Snuff boxes - made of wood for seamen and brass, pewter and silver for 'gentlemen'. Snuff is useful for a tobacco-addict where a naked light is forbidden - such as in the ships' Gunpowder Magazine - or similarly where a pipe can't be smoked. Nipping a coin betrween the fingers to make a dent inthe flesh before taking a pinch of snuff from a proffered box is where the term 'penny-pinching' originated.


Smuggling’
highly sought-after trade goods to colonial traders ashore without the necessary legal payment of harbour dues or excise duty - usually with the connivance of the local Governor and his assistants - meant that pirates could and did obtain anything they wanted in return particularly in the form of spare parts, food, drink and weapons to enable them to carry out or increase the extent of their predatory cruises. Pirate ships returning to the Caribbean from the Guinea Coast or Indian Ocean found a waiting and eager market for their plunder of silks, spices or even tea enabling a share-out amongst the pirate crew possible once these commodities had been sold for cash. New England merchants and traders employed agents in places such as New Providence Island to wait for the arrival of pirate vessels and buy their plunder for ready cash ; massive profits on both sides could be had through such arrangements.
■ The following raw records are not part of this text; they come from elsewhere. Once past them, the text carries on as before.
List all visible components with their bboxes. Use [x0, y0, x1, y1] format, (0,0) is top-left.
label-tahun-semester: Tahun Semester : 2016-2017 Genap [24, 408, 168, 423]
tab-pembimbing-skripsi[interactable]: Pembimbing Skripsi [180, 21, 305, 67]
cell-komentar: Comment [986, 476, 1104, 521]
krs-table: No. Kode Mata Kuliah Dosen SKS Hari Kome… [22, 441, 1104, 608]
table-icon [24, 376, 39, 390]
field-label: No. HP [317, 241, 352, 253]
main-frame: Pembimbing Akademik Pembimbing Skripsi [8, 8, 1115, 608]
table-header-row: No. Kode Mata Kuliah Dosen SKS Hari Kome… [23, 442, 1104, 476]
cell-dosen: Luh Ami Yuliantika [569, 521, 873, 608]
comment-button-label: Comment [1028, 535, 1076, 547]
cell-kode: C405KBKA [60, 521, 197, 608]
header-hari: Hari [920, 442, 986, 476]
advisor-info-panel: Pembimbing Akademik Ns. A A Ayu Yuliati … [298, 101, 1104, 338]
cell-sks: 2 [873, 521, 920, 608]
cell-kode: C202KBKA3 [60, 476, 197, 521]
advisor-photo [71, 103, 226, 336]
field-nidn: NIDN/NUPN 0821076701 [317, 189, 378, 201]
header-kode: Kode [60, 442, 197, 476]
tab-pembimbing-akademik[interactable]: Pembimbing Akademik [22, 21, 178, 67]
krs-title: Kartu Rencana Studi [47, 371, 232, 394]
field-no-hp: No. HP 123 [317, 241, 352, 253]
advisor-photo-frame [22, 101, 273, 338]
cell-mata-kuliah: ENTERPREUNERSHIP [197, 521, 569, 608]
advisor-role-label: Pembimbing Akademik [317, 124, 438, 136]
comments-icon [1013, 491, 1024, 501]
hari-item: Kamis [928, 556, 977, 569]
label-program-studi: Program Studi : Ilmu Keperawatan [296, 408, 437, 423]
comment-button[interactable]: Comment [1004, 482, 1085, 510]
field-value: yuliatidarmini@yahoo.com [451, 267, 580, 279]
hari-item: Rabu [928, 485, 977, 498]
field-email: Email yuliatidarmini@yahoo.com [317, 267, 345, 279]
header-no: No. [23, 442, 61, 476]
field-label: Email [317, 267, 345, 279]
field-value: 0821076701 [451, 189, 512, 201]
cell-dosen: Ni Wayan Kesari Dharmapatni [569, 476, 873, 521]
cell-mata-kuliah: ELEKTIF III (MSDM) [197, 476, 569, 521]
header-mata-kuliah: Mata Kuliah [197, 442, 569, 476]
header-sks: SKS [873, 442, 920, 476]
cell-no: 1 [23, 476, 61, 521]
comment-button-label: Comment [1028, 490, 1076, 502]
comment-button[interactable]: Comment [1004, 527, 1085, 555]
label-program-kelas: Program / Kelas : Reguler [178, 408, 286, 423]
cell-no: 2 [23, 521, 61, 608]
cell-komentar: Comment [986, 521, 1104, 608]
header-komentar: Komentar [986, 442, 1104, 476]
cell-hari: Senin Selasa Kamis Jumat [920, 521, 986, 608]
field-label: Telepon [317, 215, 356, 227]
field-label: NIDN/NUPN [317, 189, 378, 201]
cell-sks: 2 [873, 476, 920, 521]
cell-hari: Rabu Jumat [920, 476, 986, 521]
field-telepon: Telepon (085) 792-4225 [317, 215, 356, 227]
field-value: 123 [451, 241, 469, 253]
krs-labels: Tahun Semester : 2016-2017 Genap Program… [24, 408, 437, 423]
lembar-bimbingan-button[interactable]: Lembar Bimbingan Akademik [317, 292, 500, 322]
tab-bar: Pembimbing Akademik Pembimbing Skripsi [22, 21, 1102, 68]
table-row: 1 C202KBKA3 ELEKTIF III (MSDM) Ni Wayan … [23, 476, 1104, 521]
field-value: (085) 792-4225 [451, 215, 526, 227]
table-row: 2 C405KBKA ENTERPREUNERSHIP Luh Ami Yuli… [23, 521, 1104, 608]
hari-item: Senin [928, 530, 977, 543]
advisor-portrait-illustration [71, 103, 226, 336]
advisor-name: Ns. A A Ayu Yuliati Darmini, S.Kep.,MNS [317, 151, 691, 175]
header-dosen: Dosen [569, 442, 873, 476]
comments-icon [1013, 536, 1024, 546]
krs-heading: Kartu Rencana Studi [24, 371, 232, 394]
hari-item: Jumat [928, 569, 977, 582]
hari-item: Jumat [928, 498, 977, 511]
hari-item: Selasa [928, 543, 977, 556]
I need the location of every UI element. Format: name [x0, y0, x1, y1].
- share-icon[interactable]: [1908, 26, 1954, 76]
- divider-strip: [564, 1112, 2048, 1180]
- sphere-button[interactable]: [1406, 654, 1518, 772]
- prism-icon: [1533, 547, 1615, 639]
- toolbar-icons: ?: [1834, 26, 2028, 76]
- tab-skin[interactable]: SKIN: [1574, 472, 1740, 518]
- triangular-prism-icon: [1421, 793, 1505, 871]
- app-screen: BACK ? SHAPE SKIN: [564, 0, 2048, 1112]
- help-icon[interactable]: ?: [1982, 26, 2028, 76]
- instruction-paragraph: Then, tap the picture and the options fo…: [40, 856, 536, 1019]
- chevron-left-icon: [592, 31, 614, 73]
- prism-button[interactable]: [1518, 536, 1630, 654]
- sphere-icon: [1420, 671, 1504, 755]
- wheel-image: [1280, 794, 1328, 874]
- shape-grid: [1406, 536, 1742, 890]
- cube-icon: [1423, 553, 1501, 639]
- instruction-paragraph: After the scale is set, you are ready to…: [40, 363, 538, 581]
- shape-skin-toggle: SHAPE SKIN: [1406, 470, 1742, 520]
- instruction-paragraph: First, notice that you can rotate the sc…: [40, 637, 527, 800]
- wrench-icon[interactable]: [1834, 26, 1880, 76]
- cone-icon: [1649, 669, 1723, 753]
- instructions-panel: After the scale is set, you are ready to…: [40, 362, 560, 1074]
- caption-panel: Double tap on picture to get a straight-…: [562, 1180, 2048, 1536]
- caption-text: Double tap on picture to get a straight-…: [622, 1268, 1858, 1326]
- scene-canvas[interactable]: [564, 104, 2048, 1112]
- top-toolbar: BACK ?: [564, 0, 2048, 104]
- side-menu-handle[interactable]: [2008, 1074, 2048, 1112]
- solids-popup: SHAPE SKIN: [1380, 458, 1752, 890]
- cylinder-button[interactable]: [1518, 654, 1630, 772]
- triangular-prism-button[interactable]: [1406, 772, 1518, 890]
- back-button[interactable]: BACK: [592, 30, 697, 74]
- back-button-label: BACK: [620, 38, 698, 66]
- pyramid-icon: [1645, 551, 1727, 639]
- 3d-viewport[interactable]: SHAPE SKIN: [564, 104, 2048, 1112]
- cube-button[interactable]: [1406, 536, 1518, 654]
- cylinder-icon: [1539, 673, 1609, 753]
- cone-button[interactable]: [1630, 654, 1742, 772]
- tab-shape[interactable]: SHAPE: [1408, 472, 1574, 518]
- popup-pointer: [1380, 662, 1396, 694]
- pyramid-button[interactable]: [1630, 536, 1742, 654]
Pirates often went one step further and ‘cut out the middle man’ by landing their plunder ashore at several coastal towns in South Carolina, Virginia or New England to sell direct to traders and merchants and in some cases direct to the public. Pirate captains and their quartermasters were all very experienced smugglers ; the passing by the British Government of The Navigation Acts in 1696 heralded the beginning of a ‘Golden Age’ of smuggling and piracy in the Caribbean and along the east coast of North America - with the death of ‘Black Bart’ Roberts in 1722 and the growing pirate suppression and law enforcement at sea by the Royal Navy the ‘Golden Age of Piracy’ fast faded yearly from gold to silver, then  to bronze and iron and within a decade pirates had all but disappeared from the sea and the courtroom. The Admiralty Courts in the Colonies were hence abolished - but at Admiralty Dock in London and Wapping Old Stairs the gallows still stood, patiently waiting for any ‘Gentlemen of Fortune’.